- Negociadores da América Latina enfrentam resistência de países africanos para adesão do termo devido a diferenças culturais e financiamento
- Observadores e movimentos sociais defendem que termo permaneça no acordo final
O termo afrodescendente apareceu no primeiro pacote de definições da COP30 dentro da negociação paralela que envolve os temas de financiamento, metas climáticas mais ambiciosas, medidas comerciais unilaterais e relatórios de transparência.
Caso permaneça nos textos, será a primeira vez que os afrodescendentes, como brasileiros negros e quilombolas, serão reconhecidos na conferência da ONU sobre clima.
Observadores e representantes de movimentos sociais têm a perspectiva de que o termo seja mencionado nos textos de adaptação, transição justa e no plano de ação de gênero. Até o momento, a expressão permanece nos rascunhos dos três, além do pacote de mutirão.
Os ativistas esperam que a decisão saia na quarta-feira (19) e mantenha a menção aos afrodescendentes, mas ela ainda pode ficar de fora do texto final —que precisa ser aprovada por todos os países de maneira unânime.
Segundo negociadores, há dificuldades para entrar em um consenso global do que seriam os “afrodescendentes” e alguns países do continente africano temem por problemas na divisão do financiamento.
A Colômbia tem liderado a pressão pela menção inédita e outros países da América Latina, como México e Uruguai também têm vocalizado apoio nas salas de negociação. O governo colombiano conseguiu incluir o termo no texto da conferência mundial da ONU sobre biodiversidade, que aconteceu no ano passado em Cali.
A vice-presidente colombiana, Francia Márquez, anunciou nesta terça-feira (18) iniciativas para criar uma coalizão de países que apresente uma declaração perante a ONU, reconhecendo a contribuição dos povos afrodescendentes para a conservação do meio ambiente, com determinação de instrumentos financeiros e jurídicos específicos para o grupo.

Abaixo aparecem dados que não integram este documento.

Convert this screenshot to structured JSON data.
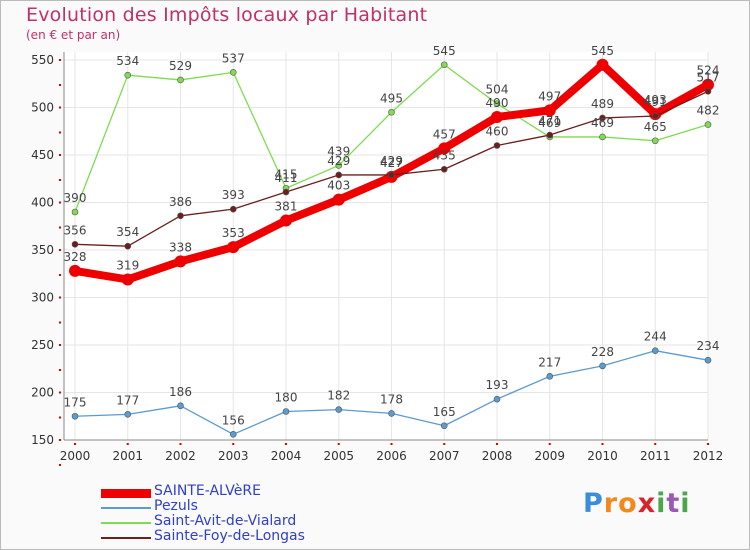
{
  "chart_data": {
    "type": "line",
    "title": "Evolution des Impôts locaux par Habitant",
    "subtitle": "(en € et par an)",
    "xlabel": "",
    "ylabel": "",
    "x": [
      "2000",
      "2001",
      "2002",
      "2003",
      "2004",
      "2005",
      "2006",
      "2007",
      "2008",
      "2009",
      "2010",
      "2011",
      "2012"
    ],
    "ylim": [
      150,
      550
    ],
    "yticks": [
      150,
      200,
      250,
      300,
      350,
      400,
      450,
      500,
      550
    ],
    "grid": true,
    "series": [
      {
        "name": "SAINTE-ALVèRE",
        "color": "#ee0000",
        "values": [
          328,
          319,
          338,
          353,
          381,
          403,
          427,
          457,
          490,
          497,
          545,
          493,
          524
        ]
      },
      {
        "name": "Pezuls",
        "color": "#5a9bd0",
        "values": [
          175,
          177,
          186,
          156,
          180,
          182,
          178,
          165,
          193,
          217,
          228,
          244,
          234
        ]
      },
      {
        "name": "Saint-Avit-de-Vialard",
        "color": "#7edc4e",
        "values": [
          390,
          534,
          529,
          537,
          415,
          439,
          495,
          545,
          504,
          469,
          469,
          465,
          482
        ]
      },
      {
        "name": "Sainte-Foy-de-Longas",
        "color": "#6b1f1f",
        "values": [
          356,
          354,
          386,
          393,
          411,
          429,
          429,
          435,
          460,
          471,
          489,
          491,
          517
        ]
      }
    ]
  },
  "logo": {
    "letters": [
      "P",
      "r",
      "o",
      "x",
      "i",
      "t",
      "i"
    ],
    "colors": [
      "#3a8ed8",
      "#f08a1c",
      "#f08a1c",
      "#d8232a",
      "#4aa84a",
      "#9b59b6",
      "#4aa84a"
    ]
  }
}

Pesquisas apontam que as taxas de desmatamento em terras de afrodescendentes do Brasil, Colômbia, Equador e Suriname podem ser até 55% menores que em outros territórios de conservação.
A citação faria a COP30 ser para os afrodescendentes o mesmo que a COP21, em Paris, foi para os povos indígenas, dizem representantes da Conaq (Coordenação Nacional de Articulação das Comunidades Negras Rurais Quilombolas).
A primeira menção aos indígenas, afirmam, ampliou seu reconhecimento como liderança no combate à crise climática e facilitou o financiamento.
“Não adianta a gente lutar por financiamento direto, se a gente não tiver reconhecimento como povo”, diz Kátia Penha, coordenadora nacional da Conaq.
“Muito importante mais um documento, ainda que em rascunho, mencionar afrodescendentes. Vemos como positiva esta prática da Presidência da COP30, que vem avançando a cada manifestação. E deve continuar ao longo das próximas COPs”, afirma Mariana Belmont, assessora de clima e racismo ambiental de Geledés (Instituto da Mulher Negra).